Since 2019, UVAC’s UVRays Masters team has held its annual Trent Event to honor the memory of Trent Toensing, a cherished teammate who died that year.
In a nod to Trent’s age (80) and favorite stroke (backstroke), UVRays head coach Barbara Hummel designed a challenging workout of 80 separate “swims” that would take 80 minutes to complete, and would include backstroke lengths throughout. Swimmers were encouraged to dedicate their swim to Trent, and to make a donation in Trent’s honor to UVAC’s Learn-to-Swim program, a cause he had long supported.
The 2021 Trent Event achieved record fundraising thanks to UVRay Debbe Callaghan, who offered to donate all proceeds from her Extraordinary Knits sales.
Debbe, a talented and prolific knitter, held two porch sales of knitwear at her home in October 2021. The sale of shawls, cowls, hats, and scarves raised an extraordinary $2,665, bringing the fundraising total to more than $5,000.
“Debbe has a place in her heart for helping people learn to swim,” said Masters Coach Barbara Hummel. “In early December 2016, Debbe emailed me to ask if I’d help her learn to swim,” Barbara said. “Debbe said she wasn’t afraid of the water or of drowning, but had no confidence about swimming even a single lap. She wanted to become comfortable swimming and to swim regularly.”
Barbara worked one-on-one with Debbe for several months, starting with basic breathing exercises in the warm-water pool and progressing to the competition pool. “Debbe was one of the most dedicated swimmers I’ve ever met,” said Barbara. “She had a goal and was determined to reach it. Debbe knows how empowering it can be to learn to swim, and I think she wanted to pay that forward with her incredible generosity toward the Trent Event and the UVAC learn-to-swim program. Her passion got the entire team motivated this year.”

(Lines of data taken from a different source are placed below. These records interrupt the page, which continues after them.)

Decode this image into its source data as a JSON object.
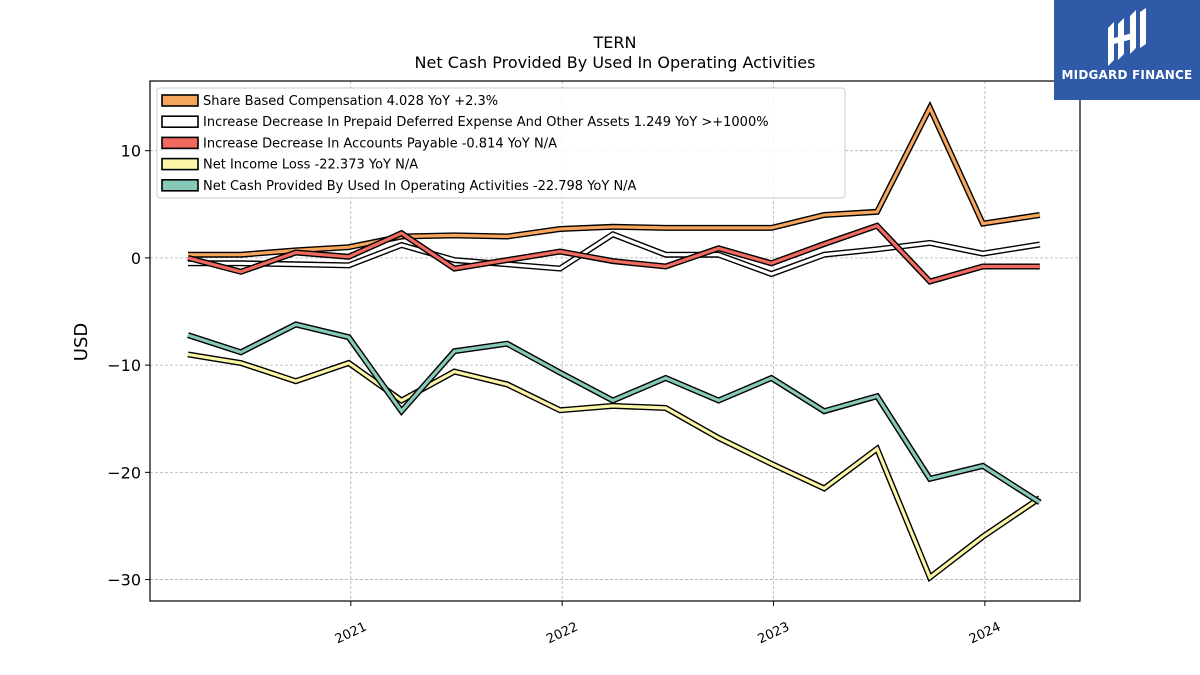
{
  "chart_data": {
    "type": "line",
    "title": "TERN",
    "subtitle": "Net Cash Provided By Used In Operating Activities",
    "ylabel": "USD",
    "xlabel": "",
    "ylim": [
      -32,
      16.5
    ],
    "xlim": [
      2020.05,
      2024.45
    ],
    "yticks": [
      10,
      0,
      -10,
      -20,
      -30
    ],
    "ytick_labels": [
      "10",
      "0",
      "−10",
      "−20",
      "−30"
    ],
    "xticks": [
      2021,
      2022,
      2023,
      2024
    ],
    "xtick_labels": [
      "2021",
      "2022",
      "2023",
      "2024"
    ],
    "grid": true,
    "legend_position": "top-left",
    "x": [
      2020.23,
      2020.48,
      2020.74,
      2020.99,
      2021.24,
      2021.49,
      2021.74,
      2021.99,
      2022.24,
      2022.49,
      2022.74,
      2022.99,
      2023.24,
      2023.49,
      2023.74,
      2023.99,
      2024.26
    ],
    "series": [
      {
        "name": "Share Based Compensation  4.028 YoY +2.3%",
        "color": "#f5a55c",
        "values": [
          0.3,
          0.3,
          0.7,
          1.0,
          2.0,
          2.1,
          2.0,
          2.7,
          2.9,
          2.8,
          2.8,
          2.8,
          4.0,
          4.3,
          14.0,
          3.2,
          4.0
        ]
      },
      {
        "name": "Increase Decrease In Prepaid Deferred Expense And Other Assets  1.249 YoY >+1000%",
        "color": "#ffffff",
        "values": [
          -0.5,
          -0.5,
          -0.6,
          -0.7,
          1.2,
          -0.2,
          -0.6,
          -1.0,
          2.2,
          0.3,
          0.3,
          -1.5,
          0.3,
          0.8,
          1.4,
          0.4,
          1.25
        ]
      },
      {
        "name": "Increase Decrease In Accounts Payable  -0.814 YoY N/A",
        "color": "#f06a60",
        "values": [
          0.0,
          -1.3,
          0.5,
          0.1,
          2.3,
          -1.0,
          -0.2,
          0.6,
          -0.3,
          -0.8,
          0.9,
          -0.5,
          1.3,
          3.0,
          -2.2,
          -0.8,
          -0.8
        ]
      },
      {
        "name": "Net Income Loss  -22.373 YoY N/A",
        "color": "#fbf5a8",
        "values": [
          -9.0,
          -9.8,
          -11.5,
          -9.8,
          -13.3,
          -10.6,
          -11.8,
          -14.2,
          -13.8,
          -14.0,
          -16.8,
          -19.2,
          -21.5,
          -17.8,
          -29.8,
          -26.0,
          -22.4
        ]
      },
      {
        "name": "Net Cash Provided By Used In Operating Activities  -22.798 YoY N/A",
        "color": "#86c9b9",
        "values": [
          -7.2,
          -8.8,
          -6.2,
          -7.4,
          -14.3,
          -8.7,
          -8.0,
          -10.7,
          -13.3,
          -11.2,
          -13.3,
          -11.2,
          -14.3,
          -12.9,
          -20.6,
          -19.4,
          -22.8
        ]
      }
    ]
  },
  "logo": {
    "text": "MIDGARD FINANCE",
    "bg_color": "#2f5aa8"
  }
}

Debbe eventually joined the UVRays. She and her husband, Carey, swim regularly with the team.
“I am grateful beyond words for our awesome coach Barbara, our teammates, and our pool,” Debbe said. “I had a lot of pandemic knitting projects and the sale seemed like a good way to give back to the swimming community.”
Debbe lost two of the past five years of swimming to illness and then to the pandemic. Now back at the pool, she says she and Carey aspire to swim four days a week: “And most of the time, that happens. I have it pretty easy with Carey as my personal chauffeur and lane mate cheerleader.”
Debbe learned to knit as a child from her grandmother. She didn’t knit again until, in adulthood, she started traveling frequently for business. The activity was ideal for long flights.
The knit sale allowed swimmers to buy beautiful items and support an important cause. Since it was covid-safe and held outdoors, it also gave the Rays the opportunity to meet teammates from other practices.
“It was great to see swimmers socially, and meet some Niner’s [swimmers from Coach Signe Linville’s 9am practice] I’d never met before,” Debbe said. “Carey had the important jobs of parking valet, serving homemade cookies, and hat model. Everyone’s enthusiasm and generosity were wonderful!”
“The Masters swimmers are super friendly and embracing,” she added. “Although I’m always the slowest swimmer, I always leave practice feeling great.”
It turns out swimming and knitting have some things in common.
Debbe: “One more row, one more lap. There are always new techniques to learn. Both knitting and swimming leave me with strong feelings of accomplishment.”
The Hartford Learn-to-Swim program teaches over 130 Hartford students to learn to swim, or to improve their swimming ability, each year. The program is free and includes transportation with after-school care, in collaboration with Hartford Parks and Recreation Department.